先週一週間お休みをもらい、モチベが高い状態でさぁ執筆だ!と気合い入れておりましたが、台風影響で今週分の執筆時間と体力が軒並み消し飛びました。なので、超短い閑話でお茶を濁すことをお許しください。


~三人称~

 

 跋達一行がアルフレリックと邂逅していた頃。オルクス大迷宮を攻略中の勇者(笑)一行は、地下六十五階に差し掛かっていた。

 

「あ、あいつは…」

「ベヒモス…死んだんじゃねぇのかよ…?」

「迷宮の魔物の発生原因は解明されていない。一度倒した魔物と遭遇することもよくある話だ。気を引き締めろ!退路の確保を忘れるな!」

 

 驚愕する天之河光輝と坂上龍太郎、冷静に退路の確保を指示するメルド・ロギンス。

 その言葉に不満そうに言葉を返す天之河。

 

「メルドさん、俺達はもうあの時の俺達じゃありません。何倍も強くなったんだ!もう…」

 

 そこまで言った時、天之河と坂上の横を何かが横切り、ベヒモスに向かっていった。

 

「グダグダ言ってる暇があれば、先手必勝!!おぉぉぉぉぉらぁぁぁぁぁ!!!」

 

 永山パーティーのリーダー、重格闘家の永山重吾である。ベヒモスへと突っ込み、打ち下ろしの右(チョッピングライト)でベヒモスの頭を地面にめり込ませる。

 

「錬成師にできたんだ、俺にできないはずがない!」

 

 土術師の野村健太郎が、ハジメがやったように、かつハジメより強固にベヒモスの頭を拘束する。

 

「永山、野村!?だがよくやってくれた、あとは俺が…」

 

 そういって、天之河が大技を準備しようとしたが…

 

「もう終わったよ」

 

 その背後から、いきなり声が聞こえてきた。暗殺者の遠藤浩介だった。

 

「終わったって、そんな訳は…!」

 

 そう言って、ベヒモスの方へ目をやるが、拘束されている割には身動き一つしていない。

 

「頭を拘束された時点で、首を切り離したよ。流石にそれで生きていられる魔物だったらお手上げだったけどね」

 

 付与術師の吉野真央の支援を受け、薄い気配を生かして真っ先にベヒモスに近づいていた遠藤が、拘束され動きが止まった頭を切り離していたのだ。流石に暗殺者の火力で一刀両断とは行かなかったが、何度も攻撃すればその程度はできるほどには、彼も成長していた。

 

「皆、お疲れ様、怪我は?」

 

 治癒師の辻綾子の質問に、永山が答える。

 

「流石に硬すぎてちょっと拳がいてぇ」

「そのくらい我慢しなさい」

 

 そのやり取りに吹き出し、笑い出す永山パーティーの面々。
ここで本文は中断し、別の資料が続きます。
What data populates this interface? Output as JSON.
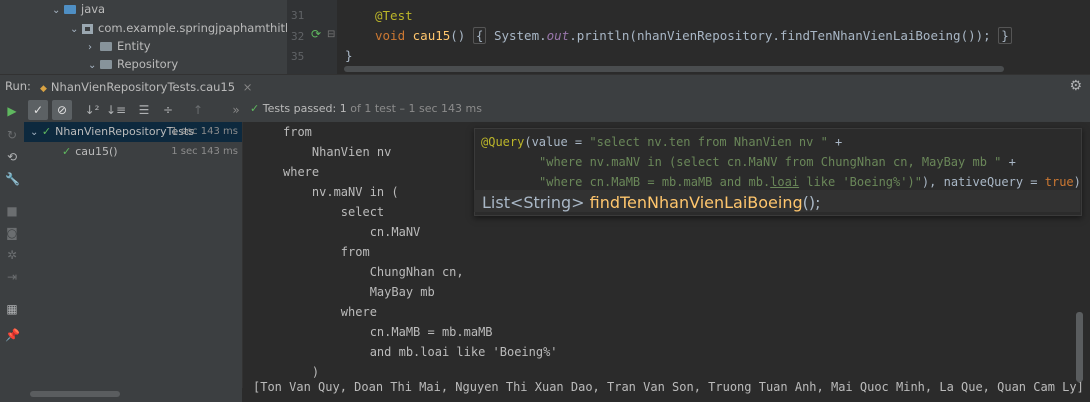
{
  "project_tree": {
    "items": [
      {
        "label": "java",
        "icon": "folder-blue-icon"
      },
      {
        "label": "com.example.springjpaphamthithanhn",
        "icon": "package-icon"
      },
      {
        "label": "Entity",
        "icon": "folder-icon"
      },
      {
        "label": "Repository",
        "icon": "folder-icon"
      }
    ]
  },
  "editor": {
    "line_numbers": [
      "31",
      "32",
      "35"
    ],
    "annotation": "@Test",
    "kw_void": "void",
    "method_name": "cau15",
    "parens": "()",
    "body_open": "{",
    "system": "System.",
    "out": "out",
    "println": ".println(",
    "repo_call": "nhanVienRepository",
    "find_method": ".findTenNhanVienLaiBoeing",
    "call_end": "());",
    "body_close": "}",
    "closing_brace": "}"
  },
  "run_bar": {
    "run_label": "Run:",
    "tab_label": "NhanVienRepositoryTests.cau15",
    "tab_close": "×"
  },
  "test_toolbar": {
    "tests_passed": "Tests passed:",
    "tests_count": "1",
    "tests_detail": "of 1 test – 1 sec 143 ms"
  },
  "test_tree": {
    "root": {
      "label": "NhanVienRepositoryTests",
      "time": "1 sec 143 ms"
    },
    "child": {
      "label": "cau15()",
      "time": "1 sec 143 ms"
    }
  },
  "console": {
    "lines": [
      "from",
      "    NhanVien nv",
      "where",
      "    nv.maNV in (",
      "        select",
      "            cn.MaNV",
      "        from",
      "            ChungNhan cn,",
      "            MayBay mb",
      "        where",
      "            cn.MaMB = mb.maMB",
      "            and mb.loai like 'Boeing%'",
      "    )"
    ],
    "output": "[Ton Van Quy, Doan Thi Mai, Nguyen Thi Xuan Dao, Tran Van Son, Truong Tuan Anh, Mai Quoc Minh, La Que, Quan Cam Ly]"
  },
  "popup": {
    "query_ann": "@Query",
    "value_kw": "(value = ",
    "str1": "\"select nv.ten from NhanVien nv \"",
    "plus": " +",
    "str2": "\"where nv.maNV in (select cn.MaNV from ChungNhan cn, MayBay mb \"",
    "str3": "\"where cn.MaMB = mb.maMB and mb.",
    "str3_loai": "loai",
    "str3_end": " like 'Boeing%')\"",
    "native": "), nativeQuery = ",
    "true_kw": "true",
    "close": ")",
    "sig_type": "List<String> ",
    "sig_name": "findTenNhanVienLaiBoeing",
    "sig_end": "();"
  },
  "colors": {
    "accent": "#4a88c7",
    "pass": "#5fb85f",
    "background": "#2b2b2b"
  }
}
勇者パーティーは呆然とそのやり取りを見ているだけだった。

 

「よーし、ここから先は完全に未知の階層だ!万全を期すためにここは一度戻って再突入しようと思う!」

「そんな!メルドさん、俺はまだ…!」

「はい、わかりました」

「了解です」

 

 メルドの提案に天之河が反論しようとするが、永山パーティーは素直にそれを聞いて、帰還準備に入っていた。既に永山パーティーの面々は、勇者天之河をリーダーとして認めてはいなかった。かつ、自分たちがどれだけ強くなろうとも、死ぬのは一瞬だということを理解していたため、増長することもなく、年長者であるメルド団長の事をよく聞いていた。

 

「…俺がリーダー…俺が勇者なのに…なんで誰も俺を…」

 

 ぶつぶつと呟く勇者のことを気にかけるのは、親友のはずの拳士を含めて、誰もいなかった。

 

 

 

 

 ちなみに現勇者パーティーの一員となっている檜山達四人組は、展開の速さについていけず、一行の最後尾で硬直しているだけだった。




来週!来週こそは普通に続きを書きますのでお許しください!!

勇者が役立たずになったので、永山パーティーを強化しました。強化しすぎた気もしますが、まぁいいや。心を入れ替えて真面目にやってればこのくらいにはなってるでしょう、きっと恐らくメイビー。

…あっれぇ、吉野さんだけ喋ってないや。